A Mexican journalist who was kidnapped in May in the
western state of Michoacan has been found dead, the
sixth reporter killed this year in the country, officials announced.
A body discovered on June 14 was identified with
DNA tests as that of Salvador Adame, a local
television journalist who had been missing since he
was abducted by gunmen last month, Jose Godoy,
Michoacan chief prosecutor, told journalists on Monday.
Mexico has been the deadliest country for reporters
in 2017, according to the Committee to Protect Journalists (CPJ).
When Adame disappeared on May 18, CPJ issued a
statement calling for his immediate release.
According to the news website Expansion, armed men
forced Adame into an SUV vehicle and was driven away.
Adame worked as the director of the local television
station 6TV, and had been working as a journalist for 20
years, when he was abducted.
In April, Adame and his wife, Frida Urtiz, were detained by
police while covering a demonstration, according to CPJ.
He also told CPJ that police beat him and his wife, while
municipal officials looked on.
Series of murders
Also in May, Javier Valdez, an award-winning reporter
who specialised in covering drug trafficking and
organised crime, was murdered in the state of Sinaloa.
In April, veteran reporter Maximino Rodriguez Palacios
was "shot and killed" in the Baja California peninsula.
Palacios also covered the police and crime beat.
Three other journalists covering organised crime
in Mexico have been killed since March 3 - in Chihuahua, Guerrero and Veracruz states, according to officials and media groups.
In early April, newspaper Norte de Ciudad Juarez
announced it would cease publishing after 27 years in existence because of increasing insecurity.
Several journalists have also been wounded in armed
attacks while others have fled their homes due to threats,
the CPJ said.
In a 2017 report titled "No Excuse", journalist Adela
Navarro Bello wrote for the CPJ that "covering corruption in Mexico means living with impunity".
"Between 2006 and 2016, 21 journalists were murdered
with complete impunity in Mexico, putting the country
sixth on CPJ's annual index that measures cases where perpetrators remain unpunished," Bello wrote.

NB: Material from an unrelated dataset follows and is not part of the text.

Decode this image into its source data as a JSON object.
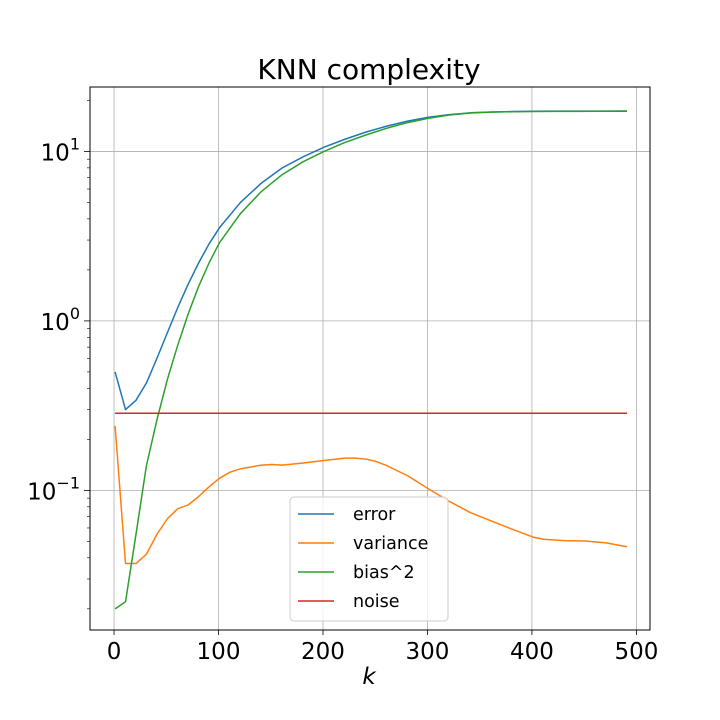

"The system seems to be corrupt down to its very
foundation; either that or it's simply incapable of
achieving justice."
The overall number of murder investigations in Mexico
also hit record levels in May as criminal violence
increased dramatically since last year.
There were 2,186 murder probes last month, the
highest for any month going back to 1997, according to government statistics.